Angiotensin converting enzyme (peptidyl-dipeptide hydrolase, a dipeptide-liberating exopeptidase hereinafter referred to as ACE) converts the physiologically inactive decapeptide angiotensin I, which has the sequence: EQU AspArgValTyrIleHisProPheHisLeu
(wherein Asp=L-aspartic acid, Arg=L-arginine, Val=L-valine, Tyr=L-tyrosine, Ile=L-isoleucine, His=L-histidine, Pro=L-proline, Phe=L-phenylalanine and Leu=L-leucine) to the most potent naturally occurring pressor substance known--the octapeptide angiotensin II--by catalyzing the hydrolysis of the penultimate peptide bond to effect removal of the carboxyl-terminal HisLeu. ACE also acts as a catalyst for the hydrolysis of the penultimate peptide bond in a variety of acylated tripeptides and larger polypeptides which have an unblocked .alpha.-carboxyl group.
In a second series of reactions, ACE inactivates the powerful vasodepressor bradykinin by catalyzing the hydrolytic release of one or more carboxyl-terminal dipeptides from this nonapeptide.

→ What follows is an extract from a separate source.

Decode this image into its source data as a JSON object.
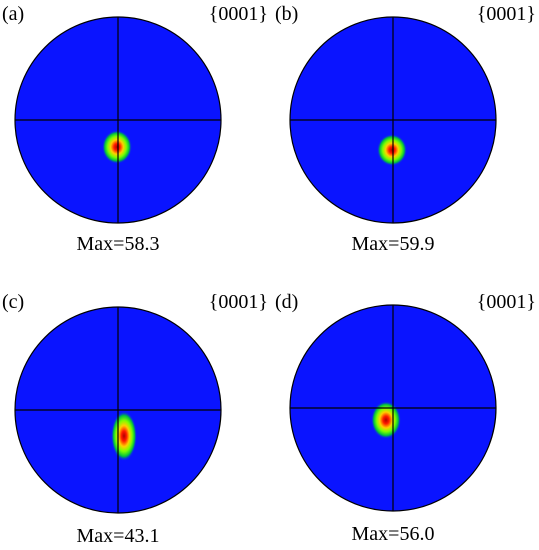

ACE is not distributed uniformly throughout mammals, whether humans or animals, but instead is concentrated at sites of a few cell types within a relatively small number of tissues. Specifically, the presence of ACE in mammals appears to be largely restricted to endothelial cells of the vascular tree (including the lymphatic system), the brush border epithelium of the kidneys and gut, the testicles, seminal plasma and blood plasma. ACE activity has also been found in the brain, particularly in the brain stem. In some disease states, ACE may also be concentrated in granulomas characteristic of Boeck's sarcoid and in the spleen tissue of patients affected by Gaucher's disease.
In recent years, a number of chemical compounds which act in vivo as enzyme inhibitors, including ones which act as ACE inhibitors, have been synthesized. Certain of these enzyme inhibitors, again including one ACE inhibitor known to the present inventors, have been labeled with radioisotopes [articles by Kripalani et al, Clin. Pharmacol. Ther., 27, 636 (1980) and Wong et al, Pharmacologist, 21, 155 (1979) describe the synthesis of .sup.35 S-3-mercapto-2-D-methylpropanoyl-L-proline (.sup.35 S-captopril) and .sup.14 C-labeled captopril, respectively, for the purpose of studying the disposition of captopril in humans and animals]. And certain of the thus-labeled enzyme inhibitors (although, to the present inventors' knowledge, no ACE inhibitors) have been used to radioimage mammalian sites.
A series of papers by Beierwaltes et al, J. Nucl. Med., 17, 998-1002 (1976); J. Nucl. Med., 19, 200-203 (1978); Seminars in Nuclear Medicine, 8, 5-21 (1978), report on experiments using radiolabeled enzyme inhibitors in attempts to image the adrenal glands in rats, dogs and humans. These studies showed that in some cases, radiolabeling one inhibitor for an adrenocortical enzyme enhanced its uptake by the adrenal cortex, while radiolabeling another adrenocortical enzyme inhibitor markedly decreased its uptake by the target organ. It thus appears from these studies that one cannot know in advance how labeling with a radioisotope will affect tissue uptake and, consequently, the usefulness of an enzyme inhibitor as a radiopharmaceutical for imaging mammalian sites.
Johns et al, J. Nucl. Med., 9, 530-535 (1968) reported on the use of 3'-.sup.135 iodoaminopterin, an inhibitor of dihydrofolate reductase, to radioimage organs where this enzyme is found.
Various radiopharmaceuticals said to be useful for radioimaging mammalian sites are disclosed in U.S. Pat. Nos. 4,243,562; 4,243,652; 4,279,887; 4,316,883; 4,318,898; 4,323,546; 4,350,674 and 4,360,509.